|
Con questo termine si intende una protezione del braccio che venne
mutuata dall’uso fattone dai gladiatori; questa consisteva in una
serie di fasce (di bronzo o ferro, ma probabilmente anche in cuoio)
posizionate sulla falsariga di quelle della lorica segmentata
che andavano a coprire tutto il braccio destro, quello esposto ai
colpi inferti dai nemici.
Questo genere di protezione non è quasi mai raffigurato sui rilievi
lapidei “ufficiali” essendo questi ultimi più celebrativi e
propagandistici, e dunque non sempre attenti o interessati ai
singoli dettagli dell’equipaggiamento, tanto più in questo caso in
cui parliamo di un protezione probabilmente non molto diffusa tra le
schiere legionarie e derivata dall’equipaggiamento gladiatorio.
Rilievi lapidei dal monumento denominato Tropaeum Traiani di
Adamclissi (Romania), le cui raffigurazioni, molto lontane dallo
stile classico dei monumenti dell’epoca, denunciano una produzione
locale, secondo alcuni ad opera degli stessi soldati. In queste
metope è comunque bel raffigurato l’uso delle manicae da
parte dei legionari.



Notare che in questi casi la manica, dall’aspetto segmentato, nulla
ha a che vedere con le loricae (hamata e squamata) indossate
dai soldati raffigurati, essendo la protezione del braccio elemento
a se stante. Non si esclude comunque che l’uso di questa protezione,
associata ad una lorica segmentata, potesse dar vita ad una
tipologia di lorica con la manica già unita alla corazza.
Rare le evidenze archeologiche, anche in considerazione della
difficoltà nel riconoscere questo elemento dell’armamento,
soprattutto in presenza di reperti frammentati.
Evidenze archeologiche di manicae sono state rinvenute a
Carnuntum (Austria) e Newstead (Scozia) e altri rinvenimenti dubbi
in Romania, Inghilterra e Spagna.
La manica a fasce di bronzo rinvenuta a Newstead (Scozia) e
databile all’80-180 d.C.

Da un rilievo lapideo raffigurante una strana lorica squamata
si nota sulla destra una manica che parrebbe anch’essa formata con
le medesime scaglie della lorica. Dal Duomo di Civita
Castellana – Viterbo.


(Cortesia Alessandro Brambilla)
In questa categoria di oggetti si inseriscono anche i bracciali
protettivi da polso e avambraccio che erano utilizzati in epoca
arcaica (di ferro o bronzo) e che si presume venissero utilizzati
regolarmente durante tutte le epoche, presumibilmente in materiali
organici.
Magnifico rilievo lapideo (cm 160 x 74) che raffigura due soldati
(generali?) impegnati in combattimento, assistiti da due
inservienti. Notare che entrambi i combattenti presentano sul
braccio destro dei segni che potrebbero essere interpretati come
bracciali. Databile al I secolo a.C. (guerra sociale?).

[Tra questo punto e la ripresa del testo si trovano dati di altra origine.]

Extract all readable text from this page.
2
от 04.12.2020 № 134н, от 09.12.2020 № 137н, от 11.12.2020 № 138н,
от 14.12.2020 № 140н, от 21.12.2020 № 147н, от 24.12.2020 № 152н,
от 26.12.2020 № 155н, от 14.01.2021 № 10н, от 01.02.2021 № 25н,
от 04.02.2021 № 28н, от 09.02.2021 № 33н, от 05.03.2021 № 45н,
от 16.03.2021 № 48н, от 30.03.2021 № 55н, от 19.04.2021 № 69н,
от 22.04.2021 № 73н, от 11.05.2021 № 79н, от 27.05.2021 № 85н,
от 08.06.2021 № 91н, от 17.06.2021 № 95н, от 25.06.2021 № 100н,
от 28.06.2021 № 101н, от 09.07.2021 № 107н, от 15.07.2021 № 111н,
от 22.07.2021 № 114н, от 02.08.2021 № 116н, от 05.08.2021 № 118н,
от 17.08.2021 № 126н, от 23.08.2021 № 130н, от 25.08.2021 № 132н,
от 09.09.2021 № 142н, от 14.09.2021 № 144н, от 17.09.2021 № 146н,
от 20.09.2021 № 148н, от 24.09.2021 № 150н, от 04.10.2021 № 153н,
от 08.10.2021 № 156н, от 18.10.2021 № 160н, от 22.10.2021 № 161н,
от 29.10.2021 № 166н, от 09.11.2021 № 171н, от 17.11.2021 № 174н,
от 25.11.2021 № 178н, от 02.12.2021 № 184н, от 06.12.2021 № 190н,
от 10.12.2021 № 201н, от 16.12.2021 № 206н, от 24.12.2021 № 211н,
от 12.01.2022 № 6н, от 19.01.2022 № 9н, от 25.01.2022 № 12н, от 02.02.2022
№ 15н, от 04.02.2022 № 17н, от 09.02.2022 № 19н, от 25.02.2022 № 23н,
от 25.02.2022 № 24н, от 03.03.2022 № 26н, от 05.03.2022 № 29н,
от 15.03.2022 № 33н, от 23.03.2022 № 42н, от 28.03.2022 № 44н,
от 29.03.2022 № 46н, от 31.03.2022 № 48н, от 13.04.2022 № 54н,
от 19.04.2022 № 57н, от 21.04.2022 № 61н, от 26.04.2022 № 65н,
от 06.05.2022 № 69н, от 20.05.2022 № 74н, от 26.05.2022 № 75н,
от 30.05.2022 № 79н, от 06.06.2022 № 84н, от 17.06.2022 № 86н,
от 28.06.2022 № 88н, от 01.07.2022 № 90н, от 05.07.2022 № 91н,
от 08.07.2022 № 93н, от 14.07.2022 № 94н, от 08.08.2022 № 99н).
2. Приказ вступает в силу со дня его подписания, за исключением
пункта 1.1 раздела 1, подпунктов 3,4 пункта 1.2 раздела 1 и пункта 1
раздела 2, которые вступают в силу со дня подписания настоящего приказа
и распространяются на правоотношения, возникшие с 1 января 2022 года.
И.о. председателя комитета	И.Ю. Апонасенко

(Cortesia e concessione Soprintendenza per i Beni Archeologici dell’Abruzzo-Chieti)
Reperto di protezione dell’avambraccio databile al IV-III secolo
a.C.; lunghezza cm 12,3. Notare i piccoli fori per cucire
l’imbottitura all’interno e gli anelli (tenuti da staffe a forma di
cuore) per la chiusura tramite lacci di cuoio.